Dalam ranah perilaku, mereka terutama menderita gangguan yang berkaitan dengan agresi
dan impulsif yang tidak hanya memengaruhi pasien tetapi juga keluarga dan teman. Pasien
yang menderita TBI mungkin memiliki sifat lekas marah, perilaku agresif, dan agitasi. [62]
Agresi dapat berkisar dari mudah tersinggung hingga ledakan yang akan mengakibatkan
perusakan properti atau serangan terhadap orang lain. Iritabilitas atau temperamen buruk
sangat umum pada pasien setelah fase akut TBI. Sebuah penelitian dilakukan pada pasien
rawat inap TBI, yang menunjukkan bahwa ada korelasi yang signifikan antara agresi dengan
kondisi lain seperti depresi mayor onset baru dan gangguan fungsi psikososial. [63]

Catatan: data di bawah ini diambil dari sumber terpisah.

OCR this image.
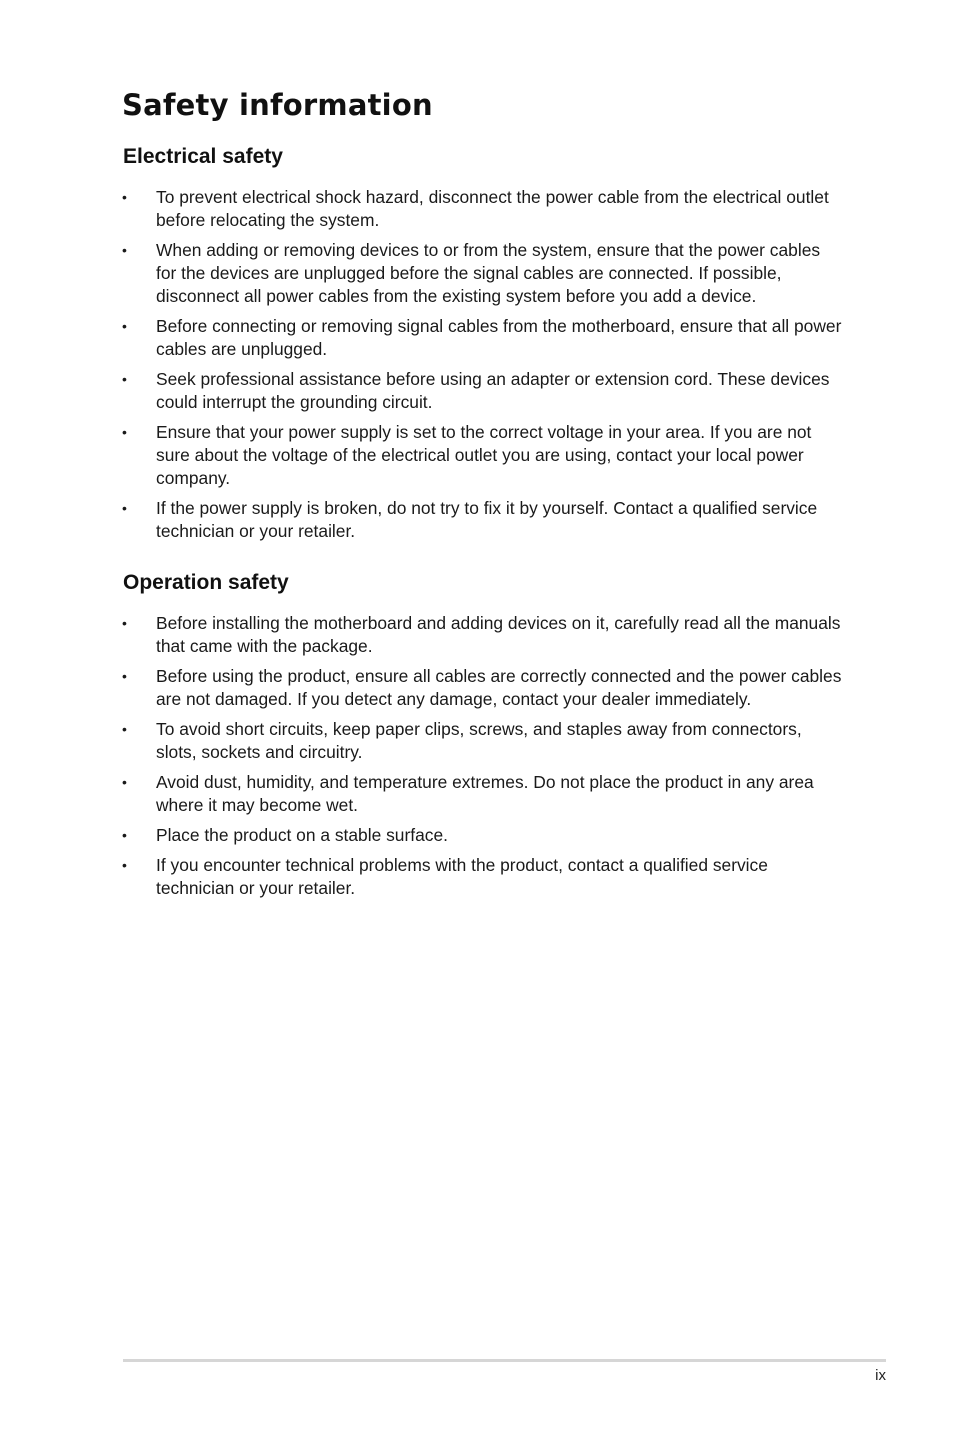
Safety information
Electrical safety
• To prevent electrical shock hazard, disconnect the power cable from the electrical outlet before relocating the system.
• When adding or removing devices to or from the system, ensure that the power cables for the devices are unplugged before the signal cables are connected. If possible, disconnect all power cables from the existing system before you add a device.
• Before connecting or removing signal cables from the motherboard, ensure that all power cables are unplugged.
• Seek professional assistance before using an adapter or extension cord. These devices could interrupt the grounding circuit.
• Ensure that your power supply is set to the correct voltage in your area. If you are not sure about the voltage of the electrical outlet you are using, contact your local power company.
• If the power supply is broken, do not try to fix it by yourself. Contact a qualified service technician or your retailer.
Operation safety
• Before installing the motherboard and adding devices on it, carefully read all the manuals that came with the package.
• Before using the product, ensure all cables are correctly connected and the power cables are not damaged. If you detect any damage, contact your dealer immediately.
• To avoid short circuits, keep paper clips, screws, and staples away from connectors, slots, sockets and circuitry.
• Avoid dust, humidity, and temperature extremes. Do not place the product in any area where it may become wet.
• Place the product on a stable surface.
• If you encounter technical problems with the product, contact a qualified service technician or your retailer.
ix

Kelanjutan perilaku penting lainnya dari TBI adalah OCD, meskipun jarang terjadi.
Lesi otak fokus dan kerusakan difus pada sistem saraf pusat menunjukkan perilaku eksplosif
dan kekerasan. [64] Sangat penting untuk membedakan perilaku agresif dari gangguan
mood berdasarkan ciri-ciri perilaku yang ada pada pasien yang memiliki perilaku agresif. [62]

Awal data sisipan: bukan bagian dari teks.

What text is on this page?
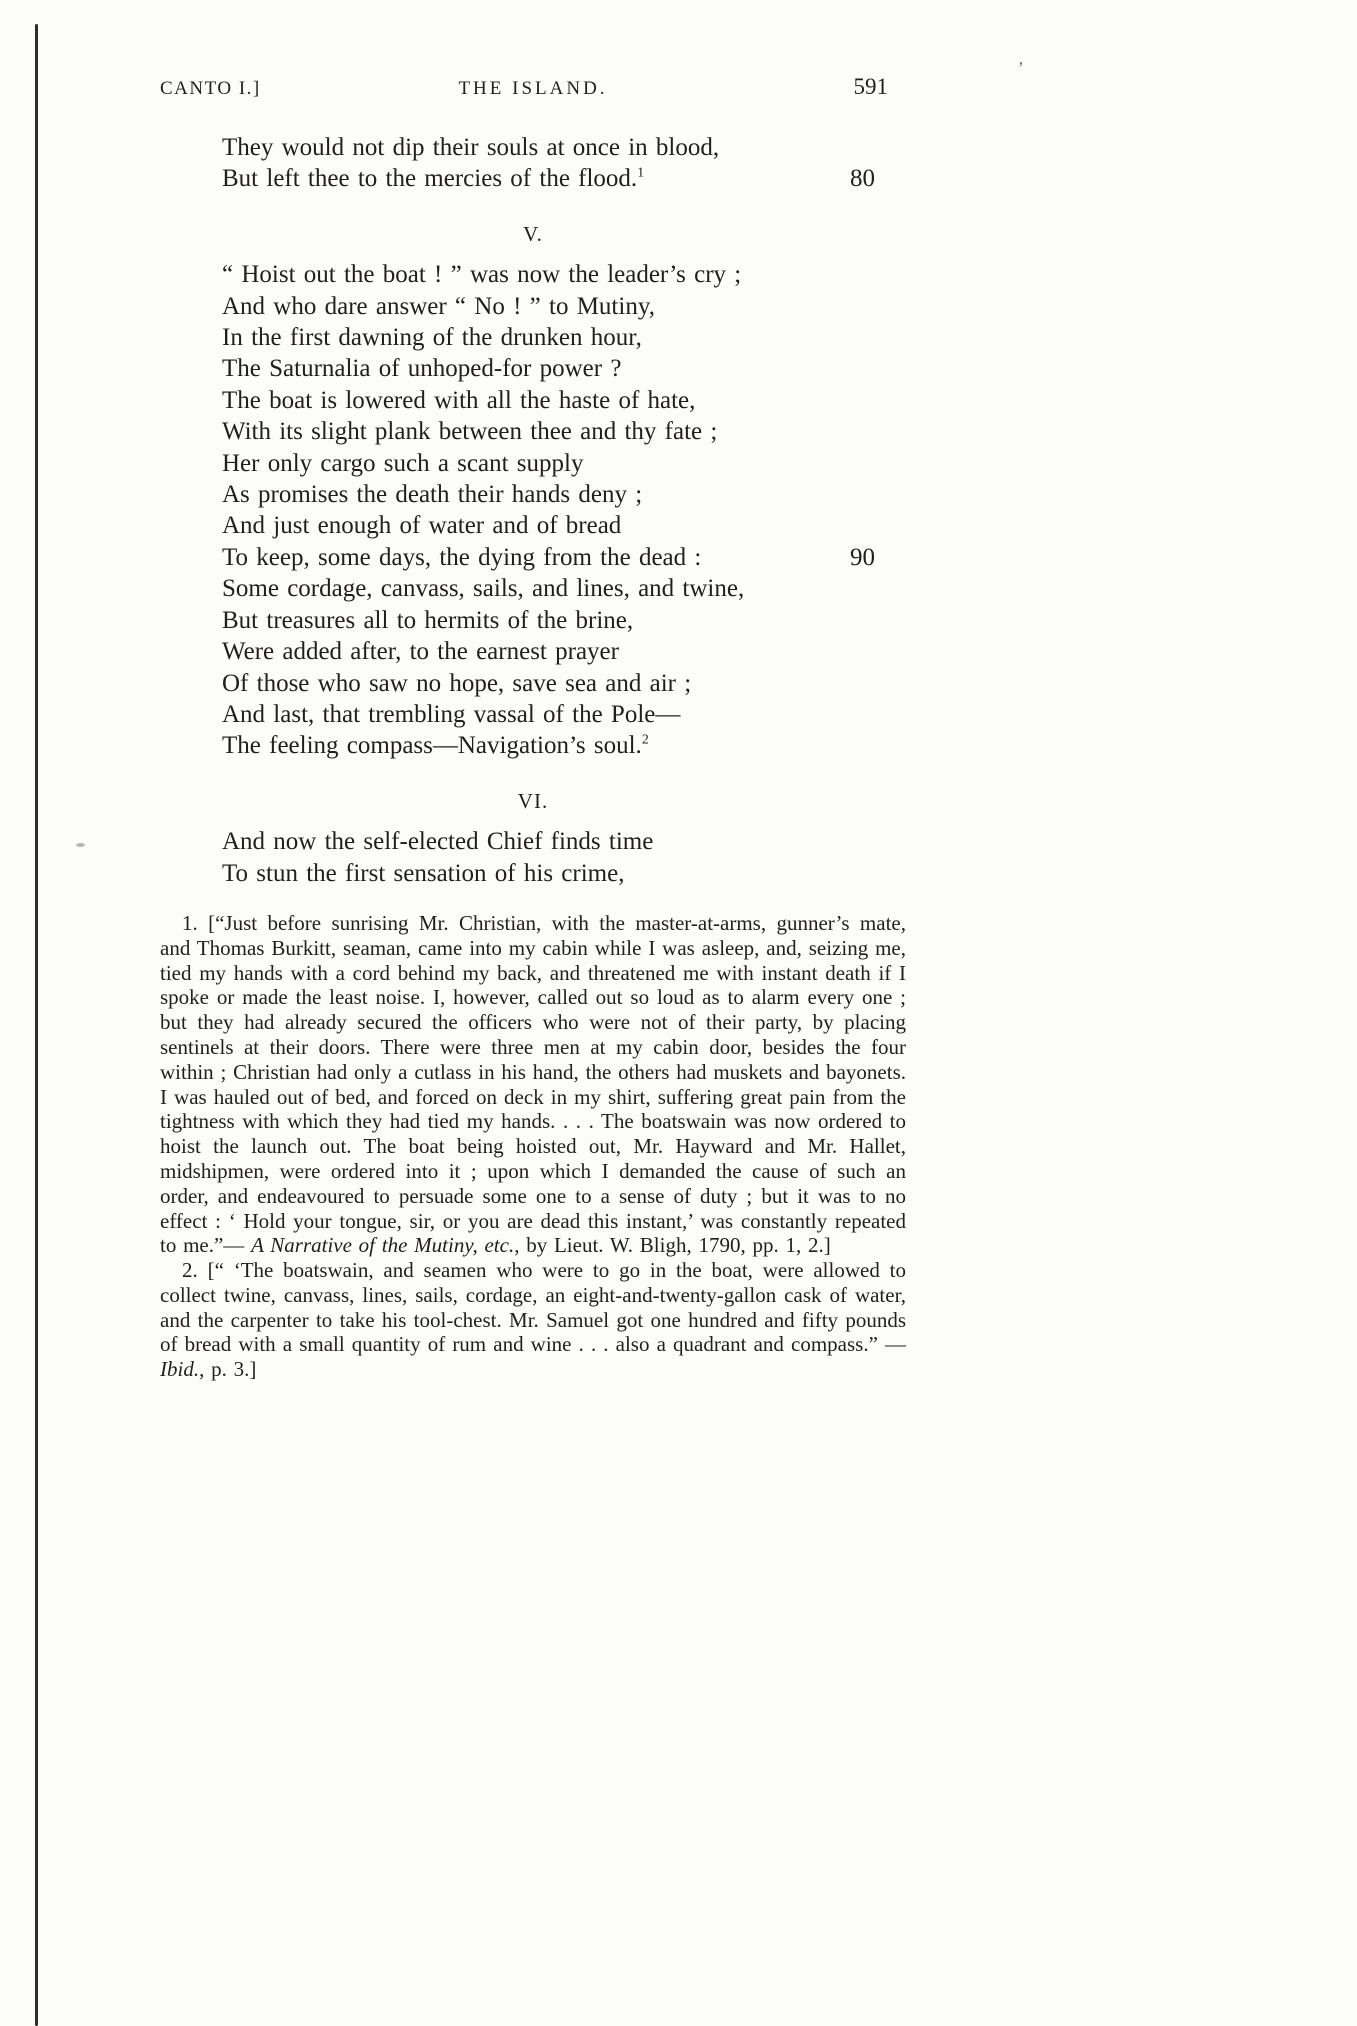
’
CANTO I.]	THE ISLAND.	591
They would not dip their souls at once in blood,
But left thee to the mercies of the flood.$^1$	80
V.
“ Hoist out the boat ! ” was now the leader’s cry ;
And who dare answer “ No ! ” to Mutiny,
In the first dawning of the drunken hour,
The Saturnalia of unhoped-for power ?
The boat is lowered with all the haste of hate,
With its slight plank between thee and thy fate ;
Her only cargo such a scant supply
As promises the death their hands deny ;
And just enough of water and of bread
To keep, some days, the dying from the dead :	90
Some cordage, canvass, sails, and lines, and twine,
But treasures all to hermits of the brine,
Were added after, to the earnest prayer
Of those who saw no hope, save sea and air ;
And last, that trembling vassal of the Pole—
The feeling compass—Navigation’s soul.$^2$
VI.
And now the self-elected Chief finds time
To stun the first sensation of his crime,

1. [“Just before sunrising Mr. Christian, with the master-at-arms, gunner’s mate, and Thomas Burkitt, seaman, came into my cabin while I was asleep, and, seizing me, tied my hands with a cord behind my back, and threatened me with instant death if I spoke or made the least noise. I, however, called out so loud as to alarm every one ; but they had already secured the officers who were not of their party, by placing sentinels at their doors. There were three men at my cabin door, besides the four within ; Christian had only a cutlass in his hand, the others had muskets and bayonets. I was hauled out of bed, and forced on deck in my shirt, suffering great pain from the tightness with which they had tied my hands. . . . The boatswain was now ordered to hoist the launch out. The boat being hoisted out, Mr. Hayward and Mr. Hallet, midshipmen, were ordered into it ; upon which I demanded the cause of such an order, and endeavoured to persuade some one to a sense of duty ; but it was to no effect : ‘ Hold your tongue, sir, or you are dead this instant,’ was constantly repeated to me.”— A Narrative of the Mutiny, etc., by Lieut. W. Bligh, 1790, pp. 1, 2.]

2. [“ ‘The boatswain, and seamen who were to go in the boat, were allowed to collect twine, canvass, lines, sails, cordage, an eight-and-twenty-gallon cask of water, and the carpenter to take his tool-chest. Mr. Samuel got one hundred and fifty pounds of bread with a small quantity of rum and wine . . . also a quadrant and compass.” —Ibid., p. 3.]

Biasanya, perilaku agresif muncul sebagai jenis kekerasan reaktif yang terlihat (dipicu oleh
rangsangan sederhana). Itu selalu tidak reflektif dan perencanaan tindakan sebelumnya
tidak ada. Agresi yang tidak bertujuan tidak memiliki maksud atau tujuan jangka panjang.

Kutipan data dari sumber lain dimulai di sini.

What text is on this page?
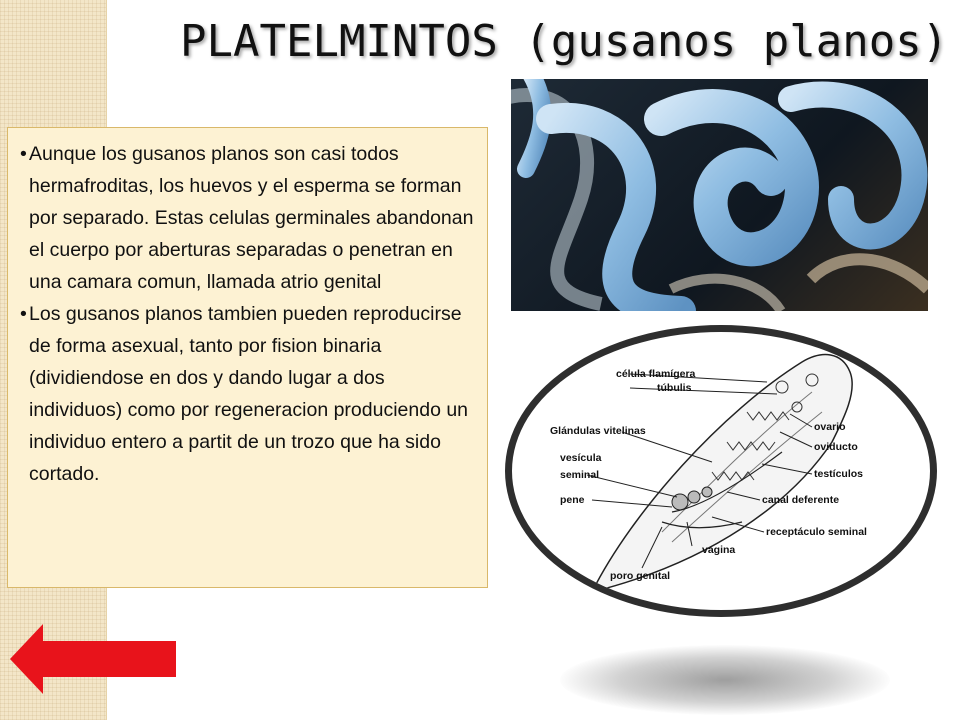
PLATELMINTOS (gusanos planos)

• Aunque los gusanos planos son casi todos hermafroditas, los huevos y el esperma se forman por separado. Estas celulas germinales abandonan el cuerpo por aberturas separadas o penetran en una camara comun, llamada atrio genital

• Los gusanos planos tambien pueden reproducirse de forma asexual, tanto por fision binaria (dividiendose en dos y dando lugar a dos individuos) como por regeneracion produciendo un individuo entero a partit de un trozo que ha sido cortado.

célula flamígera
túbulis
Glándulas vitelinas
vesícula
seminal
pene
ovario
oviducto
testículos
canal deferente
receptáculo seminal
vagina
poro genital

Kekerasan itu terjadi secara berkala, di mana ada episode singkat agresi dan amarah yang
diikuti dengan perilaku tenang dalam waktu lama. Ini egodystonic; pasien sering merasa
malu atau kesal setelah skenario tersebut. Akhirnya, biasanya meledak dan tiba-tiba, terjadi
tanpa penumpukan apa pun.

Sleep Disorder

Gangguan pola tidur merupakan keluhan yang sering dijumpai pada penderita TBI. Para
pasien mengeluhkan pola tidur yang terganggu, hipersomnia, dan kesulitan
mempertahankan tidur. [59] Sebuah penelitian dilakukan di mana, 91 pasien yang dirawat
di klinik rawat jalan rehabilitasi saraf dinilai. Cedera otak ringan dan hidup berdampingan
dengan depresi (seperti yang dievaluasi oleh skor pada Beck Depression Inventory)
menunjukkan korelasi dengan insomnia. [60] Studi lain [61] mengevaluasi 184 pasien
dengan TBI dan hipersomnia di mana mereka menggunakan Multiple Sleep Latency Test
untuk memeriksa kelainan. Gejala yang paling umum terlihat adalah gangguan pernapasan
saat tidur (59/184 pasien). Kurangnya motivasi dan sikap apatis adalah gejala depresi, dan
sangat penting untuk membedakannya dari hipersomnia. Nyeri juga bisa menyebabkan
insomnia, jadi harus disingkirkan juga.